En réponse à l’État qui a diminué ses concours de 21 millions d’euros, vous êtes allé chercher 28 millions d’euros dans les poches des Vannetais. Les leçons d’économies sur la dépense publique en prennent un sacré coup… Surtout lorsque l’on sait que sur ces 28 millions d’euros prélevés en plus sur la durée du mandat, 17 millions l’ont été par la seule dynamique des bases : il n’y a donc aucun mérite de ne pas toucher aux taux. Les 11 autres millions d’euros prélevés en plus chez les Vannetais sont, quant à eux, directement imputables à votre décision de supprimer l’abattement général à la base, six mois après avoir promis aux électeurs de 2014 que vous n’alourdiriez pas la pression fiscale. Une promesse reniée dont vous portez la responsabilité, notamment pour financer le tunnel de Kérino. Face à la progression des bases et à la suppression de l’abattement général à la base qui ont conduit à cette hausse spectaculaire, ne demeurez pas, Monsieur le Maire, sur le petit îlot des taux stables et reconnaissez-le : durant ce mandat, le produit des impôts a augmenté à Vannes de près de 25% et sur 10 € d’impôts supplémentaires, 4 sont directement liés à vos choix.

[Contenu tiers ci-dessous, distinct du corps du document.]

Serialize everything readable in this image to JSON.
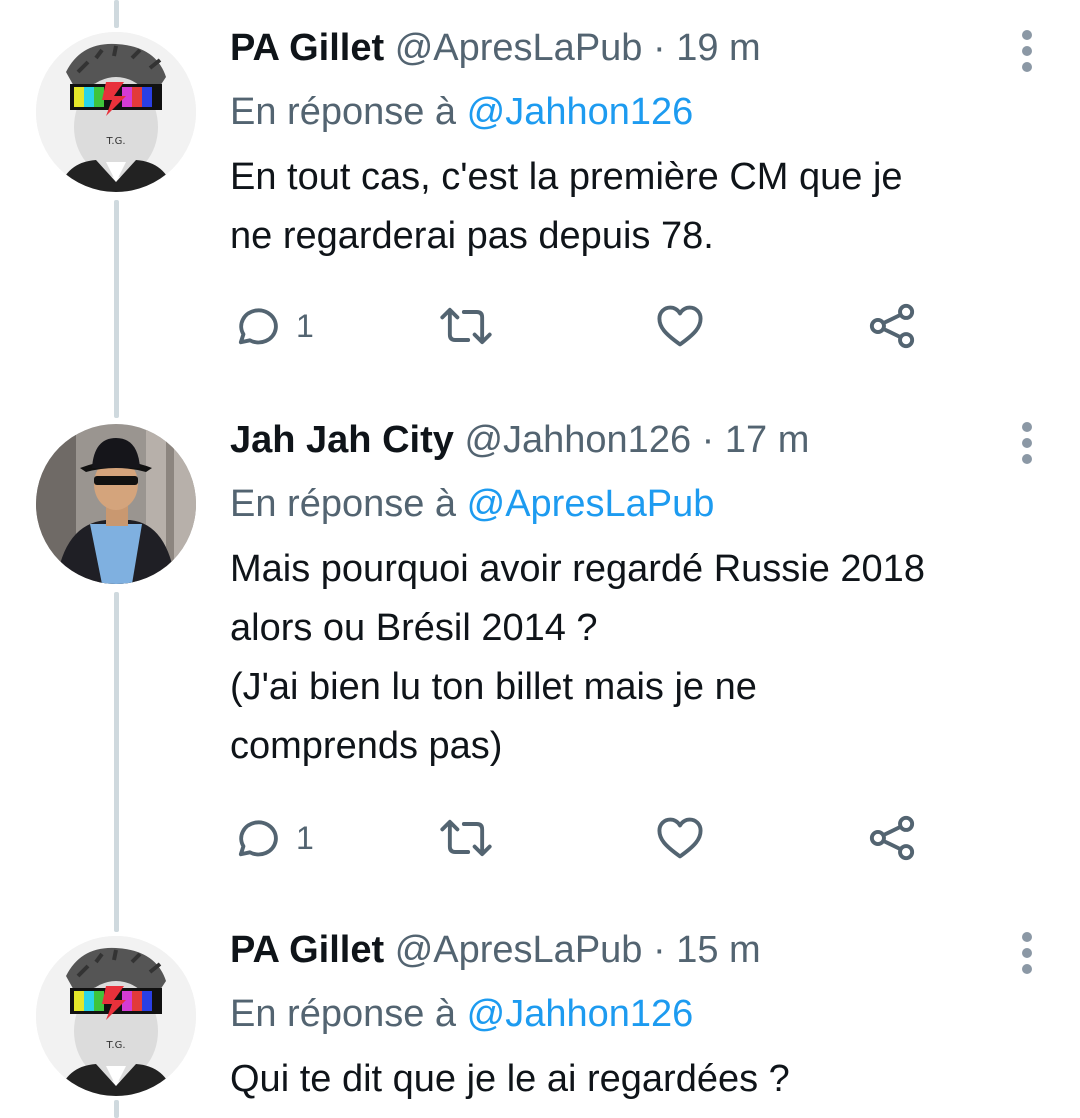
{
  "tweets": [
    {
      "name": "PA Gillet",
      "handle": "@ApresLaPub",
      "separator": "·",
      "time": "19 m",
      "reply_prefix": "En réponse à",
      "reply_to": "@Jahhon126",
      "text_lines": [
        "En tout cas, c'est la première CM que je",
        "ne regarderai pas depuis 78."
      ],
      "reply_count": "1",
      "avatar_text": "T.G."
    },
    {
      "name": "Jah Jah City",
      "handle": "@Jahhon126",
      "separator": "·",
      "time": "17 m",
      "reply_prefix": "En réponse à",
      "reply_to": "@ApresLaPub",
      "text_lines": [
        "Mais pourquoi avoir regardé Russie 2018",
        "alors ou Brésil 2014 ?",
        "(J'ai bien lu ton billet mais je ne",
        "comprends pas)"
      ],
      "reply_count": "1"
    },
    {
      "name": "PA Gillet",
      "handle": "@ApresLaPub",
      "separator": "·",
      "time": "15 m",
      "reply_prefix": "En réponse à",
      "reply_to": "@Jahhon126",
      "text_lines": [
        "Qui te dit que je le ai regardées ?"
      ],
      "avatar_text": "T.G."
    }
  ],
  "icons": {
    "reply": "reply-icon",
    "retweet": "retweet-icon",
    "like": "like-icon",
    "share": "share-icon",
    "more": "more-vertical-icon"
  },
  "colors": {
    "mention": "#1d9bf0",
    "secondary_text": "#536471",
    "thread_line": "#cfd9de"
  }
}
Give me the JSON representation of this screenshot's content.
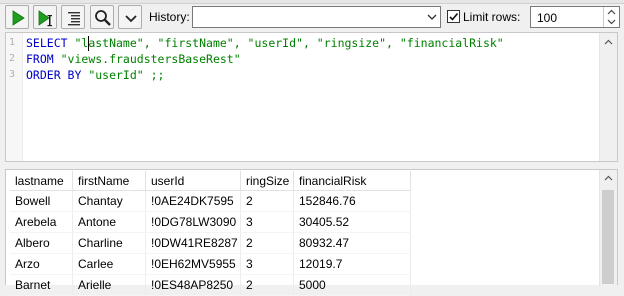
{
  "toolbar": {
    "buttons": [
      {
        "name": "run-button",
        "icon": "play-icon"
      },
      {
        "name": "run-single-button",
        "icon": "play-step-icon"
      },
      {
        "name": "format-button",
        "icon": "format-text-icon"
      },
      {
        "name": "search-button",
        "icon": "magnifier-icon"
      },
      {
        "name": "more-button",
        "icon": "chevron-down-icon"
      }
    ],
    "history_label": "History:",
    "history_value": "",
    "limit_rows_label": "Limit rows:",
    "limit_rows_checked": true,
    "limit_rows_value": "100"
  },
  "editor": {
    "line_numbers": [
      "1",
      "2",
      "3"
    ],
    "lines": [
      {
        "kw": "SELECT ",
        "str": "\"lastName\", \"firstName\", \"userId\", \"ringsize\", \"financialRisk\""
      },
      {
        "kw": "FROM ",
        "str": "\"views.fraudstersBaseRest\""
      },
      {
        "kw": "ORDER BY ",
        "str": "\"userId\" ;;"
      }
    ]
  },
  "results": {
    "columns": [
      "lastname",
      "firstName",
      "userId",
      "ringSize",
      "financialRisk"
    ],
    "rows": [
      [
        "Bowell",
        "Chantay",
        "!0AE24DK7595",
        "2",
        "152846.76"
      ],
      [
        "Arebela",
        "Antone",
        "!0DG78LW3090",
        "3",
        "30405.52"
      ],
      [
        "Albero",
        "Charline",
        "!0DW41RE8287",
        "2",
        "80932.47"
      ],
      [
        "Arzo",
        "Carlee",
        "!0EH62MV5955",
        "3",
        "12019.7"
      ],
      [
        "Barnet",
        "Arielle",
        "!0ES48AP8250",
        "2",
        "5000"
      ]
    ]
  },
  "colors": {
    "keyword": "#0000c8",
    "string": "#008000",
    "run_green": "#1ea01e"
  }
}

Vous vous en doutez, nous ne partageons donc pas votre affirmation quand vous écrivez, je cite, « Les mesures d’économies faites sur les dépenses d’exploitation pour maintenir l’épargne brute malgré la réduction des ressources provenant de l’État ont été efficaces ». Ces mesures ont certes joué un rôle mais c’est surtout l’alourdissement de la fiscalité qui a permis le maintien de l’épargne brute afin de permettre à la ville de se désendetter à marche forcée, au détriment des investissements d’avenir et des services rendus à la population.

Une nouvelle démonstration de votre gestion à courte vue qui n’a pour seul horizon que la prochaine échéance électorale. Vannes mérite beaucoup mieux !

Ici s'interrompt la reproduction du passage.